Christie v. NCAA, Legalizing Sports Betting
(1L Executive Delegate)
On December 2nd the Supreme Court first hear the pending case Christie v. NCAA. To provide context to the case, in 1992 Congress passed the Professional and Amateur Sports Protect Act (PASPA) to prohibit state-sanctioned sports gambling. There are exceptions to this rule most notably in Nevada. In 2011 the New Jersey Legislature held a statewide referendum asking voters whether sports gambling should be permitted, and a majority of constituents said that it should. Thus, in 2011, New Jersey enacted the Sports Wagering Act, which authorized regulated sports wagering at NJ casinos and racetracks. Furthermore, the act implemented regulatory provisions to ensure that this legalized method of gambling was safe.
The NCAA was joined by the “Big Four” professional sports league to argue that the federal ban on professional sports betting was in fact constitutional. The District Court and Third Circuit Court of Appeals have both ruled that PASPA is constitutional. The Supreme Court has decided to hear the case based on the question of whether the federal government has the ability to control state lawmaking. An interesting caveat to this case is that despite joining the NCAA, several leagues including the NBA want the act actually overturned. However, they just disagree with the method that outgoing New Jersey Governor Chris Christie proposes. The NBA’s vice president and assistant general counsel stated, “our view has been that if it’s illegal [at the federal level], that’s not the right way to start off legal sports betting in the United States—under a cloud, doing it in violation of federal law. At the same time, we agree with NJ on the ultimate policy outcome: that having legal, regulated sports betting in the United States is the best place to end up. The disagreement is just on how to get there.”
Professional sports leagues are realizing the changing sentiment throughout America regarding legalized sports betting. One of the concerns these leagues have is that athletes, coaches, or officials will engage in fixing games. However, this seems far-fetched as there are already regulated sports betting in Las Vegas. Moreover, illegal and unregulated sports betting are actually more dangerous and could lead to more serious trouble. One can clearly look to the Pete Rose scandal in the MLB and former NBA referee, Tim Donaghy’s, game-fixing scandal in 2007 to lend credence to the fact that unregulated gambling is more problematic. In fact, one of the initial concerns of having professional sports teams located in Vegas was based on players engaging in illegal betting. However, with the addition of the NHL’s Vegas Golden Knights and the Raiders pending move to Las Vegas, it is clear that these professional sports leagues are adapting to the times.
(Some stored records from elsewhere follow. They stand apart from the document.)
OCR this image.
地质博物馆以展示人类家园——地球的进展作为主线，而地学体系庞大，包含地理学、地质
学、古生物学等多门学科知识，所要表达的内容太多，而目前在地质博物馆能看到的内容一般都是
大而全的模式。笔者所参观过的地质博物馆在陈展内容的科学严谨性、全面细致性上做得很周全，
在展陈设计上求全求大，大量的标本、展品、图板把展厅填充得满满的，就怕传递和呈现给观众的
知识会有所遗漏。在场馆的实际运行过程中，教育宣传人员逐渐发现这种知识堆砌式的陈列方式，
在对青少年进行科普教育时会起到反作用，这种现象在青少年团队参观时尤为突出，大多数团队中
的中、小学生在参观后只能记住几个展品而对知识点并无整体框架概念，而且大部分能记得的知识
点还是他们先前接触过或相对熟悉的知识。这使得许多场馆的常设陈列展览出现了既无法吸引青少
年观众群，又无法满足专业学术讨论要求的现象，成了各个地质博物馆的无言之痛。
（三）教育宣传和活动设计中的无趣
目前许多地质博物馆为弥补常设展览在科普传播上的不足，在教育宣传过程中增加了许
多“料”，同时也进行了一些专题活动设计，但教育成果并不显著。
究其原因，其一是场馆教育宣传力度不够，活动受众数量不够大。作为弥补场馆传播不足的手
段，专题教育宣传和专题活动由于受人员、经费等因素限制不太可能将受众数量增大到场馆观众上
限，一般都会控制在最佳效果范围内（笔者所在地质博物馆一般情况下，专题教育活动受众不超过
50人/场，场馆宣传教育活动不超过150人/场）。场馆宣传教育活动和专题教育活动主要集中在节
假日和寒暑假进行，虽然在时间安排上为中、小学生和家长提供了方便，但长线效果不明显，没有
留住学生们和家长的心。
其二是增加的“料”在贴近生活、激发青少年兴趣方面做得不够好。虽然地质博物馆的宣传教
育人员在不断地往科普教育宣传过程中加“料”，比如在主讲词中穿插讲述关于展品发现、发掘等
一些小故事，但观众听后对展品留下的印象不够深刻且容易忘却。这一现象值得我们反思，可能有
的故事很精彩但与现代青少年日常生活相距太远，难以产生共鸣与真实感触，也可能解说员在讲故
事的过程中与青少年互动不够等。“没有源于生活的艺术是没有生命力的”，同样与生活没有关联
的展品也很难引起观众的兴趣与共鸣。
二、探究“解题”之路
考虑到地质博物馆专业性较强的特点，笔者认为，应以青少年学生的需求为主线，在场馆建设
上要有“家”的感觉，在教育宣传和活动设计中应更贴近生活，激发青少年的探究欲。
History suggests that New Jersey will win this sports betting case. More than 70% of cases heard in the last five years by the Supreme Court have overturned the lower courts. Nevertheless, one cannot conclude that based on history alone New Jersey will win this case. The case might very well be a 5-4 majority decision. Regardless of the result, it is evident that there is a changing landscape in the field of legalized sports betting.